Oggi esce il nuovo iPhone 5S, ma io ho già il 100S, modello del 2020. Ha funzioni che voi umani non potete immaginare: ha la chiamata mentale (appena penso a qualcuno lui, nel dubbio, compone il numero), la batteria manuale (nel senso che più lo tengo in mano, più lui si ricarica), la condivisione olfattiva (si possono trasmettere o infliggere via messaggio gli odori e profumi respirati) e il radar per i rompiscatole (mi tiene alla larga da conoscenti indesiderati). In pratica non siamo più proprietario e strumento, nossignori: ormai siamo amici. Anzi, il più delle volte comanda lui. Non l’ho comprato: è lui che mi possiede.

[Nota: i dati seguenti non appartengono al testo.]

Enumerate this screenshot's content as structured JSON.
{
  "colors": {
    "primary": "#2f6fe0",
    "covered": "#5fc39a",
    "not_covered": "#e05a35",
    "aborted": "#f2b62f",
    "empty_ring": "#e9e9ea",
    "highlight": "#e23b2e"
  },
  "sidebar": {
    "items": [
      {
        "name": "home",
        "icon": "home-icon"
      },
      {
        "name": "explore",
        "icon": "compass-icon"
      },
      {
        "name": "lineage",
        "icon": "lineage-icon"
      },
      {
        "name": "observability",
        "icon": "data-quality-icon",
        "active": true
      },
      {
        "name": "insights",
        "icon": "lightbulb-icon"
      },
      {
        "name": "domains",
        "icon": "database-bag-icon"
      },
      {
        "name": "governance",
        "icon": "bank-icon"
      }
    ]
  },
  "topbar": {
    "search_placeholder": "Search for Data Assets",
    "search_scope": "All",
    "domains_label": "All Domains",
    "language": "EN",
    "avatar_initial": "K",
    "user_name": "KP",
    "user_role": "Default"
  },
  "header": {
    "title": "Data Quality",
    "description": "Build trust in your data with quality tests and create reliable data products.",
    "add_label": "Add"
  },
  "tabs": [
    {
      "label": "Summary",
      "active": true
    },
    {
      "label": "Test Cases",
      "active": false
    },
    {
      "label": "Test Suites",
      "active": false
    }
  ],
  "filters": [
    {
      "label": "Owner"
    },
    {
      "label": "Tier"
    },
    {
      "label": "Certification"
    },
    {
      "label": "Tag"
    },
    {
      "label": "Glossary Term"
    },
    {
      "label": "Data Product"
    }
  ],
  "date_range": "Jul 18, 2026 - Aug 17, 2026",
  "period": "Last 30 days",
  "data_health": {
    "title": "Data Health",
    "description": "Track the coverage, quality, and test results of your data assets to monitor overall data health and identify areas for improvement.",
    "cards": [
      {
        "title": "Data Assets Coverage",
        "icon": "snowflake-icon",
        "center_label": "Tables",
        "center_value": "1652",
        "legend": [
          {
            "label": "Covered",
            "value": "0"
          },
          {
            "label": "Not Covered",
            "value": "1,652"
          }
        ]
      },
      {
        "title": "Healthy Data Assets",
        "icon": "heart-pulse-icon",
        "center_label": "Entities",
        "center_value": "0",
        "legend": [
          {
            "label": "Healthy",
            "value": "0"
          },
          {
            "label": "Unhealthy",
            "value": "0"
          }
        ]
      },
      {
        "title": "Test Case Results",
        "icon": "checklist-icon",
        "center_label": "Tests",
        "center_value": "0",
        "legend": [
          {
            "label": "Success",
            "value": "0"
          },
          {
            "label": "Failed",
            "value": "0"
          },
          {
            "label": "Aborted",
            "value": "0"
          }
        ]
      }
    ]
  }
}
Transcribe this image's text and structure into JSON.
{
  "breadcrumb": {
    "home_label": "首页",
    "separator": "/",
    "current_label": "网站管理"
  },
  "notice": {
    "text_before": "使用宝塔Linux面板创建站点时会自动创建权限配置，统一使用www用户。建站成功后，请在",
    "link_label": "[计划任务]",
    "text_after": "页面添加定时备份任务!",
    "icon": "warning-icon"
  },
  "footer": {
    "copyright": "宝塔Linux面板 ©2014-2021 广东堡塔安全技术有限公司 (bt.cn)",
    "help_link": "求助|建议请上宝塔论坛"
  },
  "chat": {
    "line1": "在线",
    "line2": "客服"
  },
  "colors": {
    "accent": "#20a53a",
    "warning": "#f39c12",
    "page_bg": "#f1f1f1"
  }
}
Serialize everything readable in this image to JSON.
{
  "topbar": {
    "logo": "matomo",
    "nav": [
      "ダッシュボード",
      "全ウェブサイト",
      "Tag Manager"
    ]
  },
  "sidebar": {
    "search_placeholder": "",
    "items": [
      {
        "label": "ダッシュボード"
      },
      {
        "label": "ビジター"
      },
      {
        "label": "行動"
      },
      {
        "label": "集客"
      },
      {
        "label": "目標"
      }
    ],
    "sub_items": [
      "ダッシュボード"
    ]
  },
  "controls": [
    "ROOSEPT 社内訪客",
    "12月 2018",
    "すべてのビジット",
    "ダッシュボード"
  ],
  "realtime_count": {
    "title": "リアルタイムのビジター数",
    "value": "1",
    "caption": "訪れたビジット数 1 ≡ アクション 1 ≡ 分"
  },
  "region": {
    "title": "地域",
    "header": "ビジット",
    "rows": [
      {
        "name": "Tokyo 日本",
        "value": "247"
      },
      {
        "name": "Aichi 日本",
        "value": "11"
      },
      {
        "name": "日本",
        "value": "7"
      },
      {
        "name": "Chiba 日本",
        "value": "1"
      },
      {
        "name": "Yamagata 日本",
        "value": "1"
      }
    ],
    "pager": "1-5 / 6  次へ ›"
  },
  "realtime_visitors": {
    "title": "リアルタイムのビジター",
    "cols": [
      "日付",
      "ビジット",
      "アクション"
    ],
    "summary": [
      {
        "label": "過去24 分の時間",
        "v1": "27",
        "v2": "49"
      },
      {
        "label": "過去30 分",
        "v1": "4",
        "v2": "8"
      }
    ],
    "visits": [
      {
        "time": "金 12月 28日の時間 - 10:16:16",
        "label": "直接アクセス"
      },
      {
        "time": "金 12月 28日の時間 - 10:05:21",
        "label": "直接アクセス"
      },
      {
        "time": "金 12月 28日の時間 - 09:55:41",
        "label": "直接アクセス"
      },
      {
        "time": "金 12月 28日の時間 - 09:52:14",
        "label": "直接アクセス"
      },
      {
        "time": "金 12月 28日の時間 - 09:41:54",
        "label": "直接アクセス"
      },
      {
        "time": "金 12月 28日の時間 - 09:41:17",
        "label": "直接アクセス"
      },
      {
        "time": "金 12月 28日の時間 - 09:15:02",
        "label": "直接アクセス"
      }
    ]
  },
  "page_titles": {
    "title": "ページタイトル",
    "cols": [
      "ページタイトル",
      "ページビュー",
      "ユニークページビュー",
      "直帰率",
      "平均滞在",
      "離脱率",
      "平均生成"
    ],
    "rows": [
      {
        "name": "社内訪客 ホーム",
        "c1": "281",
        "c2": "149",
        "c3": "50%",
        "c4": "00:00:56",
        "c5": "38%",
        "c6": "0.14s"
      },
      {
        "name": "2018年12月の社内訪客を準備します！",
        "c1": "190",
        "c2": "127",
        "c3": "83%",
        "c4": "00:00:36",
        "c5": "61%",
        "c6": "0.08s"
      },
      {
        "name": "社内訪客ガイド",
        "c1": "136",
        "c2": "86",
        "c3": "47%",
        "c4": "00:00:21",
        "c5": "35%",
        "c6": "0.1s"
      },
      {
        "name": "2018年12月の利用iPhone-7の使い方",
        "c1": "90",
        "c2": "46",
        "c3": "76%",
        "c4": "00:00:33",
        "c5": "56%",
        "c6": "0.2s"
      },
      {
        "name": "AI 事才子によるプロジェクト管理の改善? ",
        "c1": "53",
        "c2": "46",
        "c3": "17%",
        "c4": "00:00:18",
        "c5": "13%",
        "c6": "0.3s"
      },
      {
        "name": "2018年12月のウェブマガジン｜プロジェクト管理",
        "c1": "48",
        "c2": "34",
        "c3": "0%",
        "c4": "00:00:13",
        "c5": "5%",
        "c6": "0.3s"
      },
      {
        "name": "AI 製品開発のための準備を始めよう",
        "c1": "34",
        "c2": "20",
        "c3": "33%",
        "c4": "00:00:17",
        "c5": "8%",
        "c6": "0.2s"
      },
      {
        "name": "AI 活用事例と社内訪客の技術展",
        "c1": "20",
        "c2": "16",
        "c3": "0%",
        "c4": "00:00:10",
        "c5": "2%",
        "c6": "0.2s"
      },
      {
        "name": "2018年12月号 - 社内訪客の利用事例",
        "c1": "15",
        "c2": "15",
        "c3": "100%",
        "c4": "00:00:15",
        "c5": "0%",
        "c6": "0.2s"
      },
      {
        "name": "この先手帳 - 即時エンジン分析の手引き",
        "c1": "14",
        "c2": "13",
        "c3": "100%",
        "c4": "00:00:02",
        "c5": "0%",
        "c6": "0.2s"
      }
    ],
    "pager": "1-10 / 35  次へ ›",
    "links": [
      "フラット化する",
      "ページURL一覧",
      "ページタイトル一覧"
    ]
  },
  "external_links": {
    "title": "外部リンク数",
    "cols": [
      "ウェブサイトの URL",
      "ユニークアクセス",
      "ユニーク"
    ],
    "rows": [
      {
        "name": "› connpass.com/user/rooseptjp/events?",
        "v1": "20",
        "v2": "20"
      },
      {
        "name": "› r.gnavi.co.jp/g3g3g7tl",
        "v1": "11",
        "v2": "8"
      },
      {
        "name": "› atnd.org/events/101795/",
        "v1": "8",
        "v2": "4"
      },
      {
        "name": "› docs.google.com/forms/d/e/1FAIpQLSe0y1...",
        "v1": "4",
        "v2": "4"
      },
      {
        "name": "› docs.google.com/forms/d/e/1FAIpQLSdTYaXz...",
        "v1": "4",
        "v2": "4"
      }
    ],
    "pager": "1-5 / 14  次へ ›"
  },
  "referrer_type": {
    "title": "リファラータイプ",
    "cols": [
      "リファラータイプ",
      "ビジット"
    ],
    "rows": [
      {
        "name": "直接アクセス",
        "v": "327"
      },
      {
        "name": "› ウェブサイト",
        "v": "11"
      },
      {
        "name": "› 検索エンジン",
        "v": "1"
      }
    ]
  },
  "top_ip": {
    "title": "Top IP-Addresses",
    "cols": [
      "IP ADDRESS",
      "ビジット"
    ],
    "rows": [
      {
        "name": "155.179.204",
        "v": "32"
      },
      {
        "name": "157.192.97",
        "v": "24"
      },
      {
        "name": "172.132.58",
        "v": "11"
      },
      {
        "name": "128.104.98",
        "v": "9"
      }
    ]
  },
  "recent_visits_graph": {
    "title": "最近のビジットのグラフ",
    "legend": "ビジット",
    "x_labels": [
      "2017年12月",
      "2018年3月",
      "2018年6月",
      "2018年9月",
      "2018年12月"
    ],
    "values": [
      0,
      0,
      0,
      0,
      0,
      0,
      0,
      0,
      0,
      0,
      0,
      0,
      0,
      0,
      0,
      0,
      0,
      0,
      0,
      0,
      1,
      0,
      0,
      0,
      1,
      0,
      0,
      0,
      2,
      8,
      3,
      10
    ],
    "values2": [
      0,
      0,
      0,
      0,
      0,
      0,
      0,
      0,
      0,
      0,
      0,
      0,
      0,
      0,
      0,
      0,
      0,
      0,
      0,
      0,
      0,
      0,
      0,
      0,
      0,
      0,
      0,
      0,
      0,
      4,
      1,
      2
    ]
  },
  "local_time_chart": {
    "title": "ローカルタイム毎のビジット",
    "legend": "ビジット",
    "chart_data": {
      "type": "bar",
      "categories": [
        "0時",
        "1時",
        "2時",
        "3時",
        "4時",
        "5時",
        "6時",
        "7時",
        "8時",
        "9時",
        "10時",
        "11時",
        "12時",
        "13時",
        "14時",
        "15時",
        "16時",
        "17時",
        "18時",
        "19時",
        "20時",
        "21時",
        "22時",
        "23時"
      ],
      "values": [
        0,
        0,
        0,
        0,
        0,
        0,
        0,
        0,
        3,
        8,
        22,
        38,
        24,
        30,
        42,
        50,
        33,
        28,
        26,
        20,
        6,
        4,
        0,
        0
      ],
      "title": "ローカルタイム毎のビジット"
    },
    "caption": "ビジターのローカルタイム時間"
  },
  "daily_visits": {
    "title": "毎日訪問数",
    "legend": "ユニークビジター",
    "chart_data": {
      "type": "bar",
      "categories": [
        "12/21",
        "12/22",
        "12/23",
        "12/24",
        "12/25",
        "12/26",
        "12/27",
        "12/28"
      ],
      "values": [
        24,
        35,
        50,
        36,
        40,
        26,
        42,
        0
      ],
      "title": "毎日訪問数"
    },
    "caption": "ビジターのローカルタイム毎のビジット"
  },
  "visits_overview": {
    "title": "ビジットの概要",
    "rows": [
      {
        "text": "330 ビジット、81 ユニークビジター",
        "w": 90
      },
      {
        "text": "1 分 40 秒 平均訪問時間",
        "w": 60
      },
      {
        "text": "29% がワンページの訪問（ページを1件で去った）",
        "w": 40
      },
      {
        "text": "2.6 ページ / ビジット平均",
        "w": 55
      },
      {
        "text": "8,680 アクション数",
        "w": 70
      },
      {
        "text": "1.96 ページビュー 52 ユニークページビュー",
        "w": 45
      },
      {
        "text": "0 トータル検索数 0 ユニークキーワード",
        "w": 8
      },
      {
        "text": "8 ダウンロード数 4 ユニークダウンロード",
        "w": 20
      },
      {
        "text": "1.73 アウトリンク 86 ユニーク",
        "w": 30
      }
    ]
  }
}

Battute a parte, c’è da chiedersi se davvero alla crescita delle funzioni dei telefonini non coincida la decrescita della libertà degli utenti: più applicazioni sulla tastiera digitale, meno attenzioni alla vita reale. Un tempo c’era la possibilità della distrazione, oggi siamo sempre connessi: dal diritto di farsi gli affari propri al dovere di conoscere quelli altrui, dal non sapere programmare le vacanze alla certezza di conoscere quelle di tutti. E poi c’è l’amore on line: coppie che nascono su Twitter, condividono le foto su WhatsApp, ufficializzano la loro unione su Facebook ma poi, purtroppo, si lasciano per davvero. Perché pure il virtuale, prima o poi, deve fare i conti col reale.
A meno che non si scelga l’isolamento perenne. Della serie: da oggi scrivetemi sempre, non voglio più incontrare nessuno. Voi siete nei miei pensieri ed io nelle vostre mani, nel senso che potete contattarmi in quasiasi momento. Esisto nella misura in cui sono contattato e contatto: Digito ergo sum. Sono sempre in attesa del modello nuovo con cui chiamare, non sapendo più il modo giusto in cui vivere. Invio e ricevo tutto il possibile, anche se poi – alla fine – mi rimane poco. Non ho un progetto di vita, ma un eccellente piano telefonico. Tempo fa mi regalarono un telefono, oggi sono io a regalarmi a lui. Gli concedo minuti illimitati, ventiquattro ore su ventiquattro. Gratis, ovviamente.